The WHO said an investigation was under way, but that at least one case of hantavirus had been confirmed. One of the patients was in intensive care in a South African hospital, the UN health agency said, and it was working with authorities to evacuate two others with symptoms from the ship.
The Dutch company that operates the cruise said the ship was positioned off the coast of Cabo Verde, an island nation off Africa’s west coast formerly known as Cape Verde, and local authorities were assisting but had not allowed anyone to disembark. It said the two sick people on board requiring urgent medical care were crew members.

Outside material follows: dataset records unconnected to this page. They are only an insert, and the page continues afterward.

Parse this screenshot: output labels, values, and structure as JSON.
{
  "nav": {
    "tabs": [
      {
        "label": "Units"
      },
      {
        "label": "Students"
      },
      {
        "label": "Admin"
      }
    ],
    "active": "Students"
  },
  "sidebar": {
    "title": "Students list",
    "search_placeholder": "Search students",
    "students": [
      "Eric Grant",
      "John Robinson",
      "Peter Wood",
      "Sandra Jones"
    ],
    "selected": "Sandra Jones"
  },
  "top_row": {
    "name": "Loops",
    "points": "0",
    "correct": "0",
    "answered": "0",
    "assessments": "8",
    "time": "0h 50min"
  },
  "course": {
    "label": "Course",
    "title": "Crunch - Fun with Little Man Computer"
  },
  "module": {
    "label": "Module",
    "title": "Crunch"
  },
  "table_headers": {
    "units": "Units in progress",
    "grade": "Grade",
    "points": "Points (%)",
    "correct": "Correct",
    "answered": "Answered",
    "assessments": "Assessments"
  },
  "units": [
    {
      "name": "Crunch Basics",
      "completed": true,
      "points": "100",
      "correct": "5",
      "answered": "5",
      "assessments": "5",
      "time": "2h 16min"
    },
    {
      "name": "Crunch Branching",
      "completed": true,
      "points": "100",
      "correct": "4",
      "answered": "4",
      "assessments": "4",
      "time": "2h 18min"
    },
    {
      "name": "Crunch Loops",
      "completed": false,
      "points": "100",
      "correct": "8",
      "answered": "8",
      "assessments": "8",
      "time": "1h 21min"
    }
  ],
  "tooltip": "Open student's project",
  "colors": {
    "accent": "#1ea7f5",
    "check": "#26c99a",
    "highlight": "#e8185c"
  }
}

Hantaviruses, which are found throughout the world, are a family of viruses spread mainly by contact with the urine or faeces of infected rodents like rats and mice. They gained attention after the late actor Gene Hackman’s wife, Betsy Arakawa, died from hantavirus infection in New Mexico last year.
Hackman died around a week later at their home from heart disease.
Hantaviruses cause two serious syndromes, according to the US Centres for Disease Control and Prevention: hantavirus pulmonary syndrome, a severe disease that effects the lungs, and haemorrhagic fever with renal syndrome, a severe disease that affects the kidneys.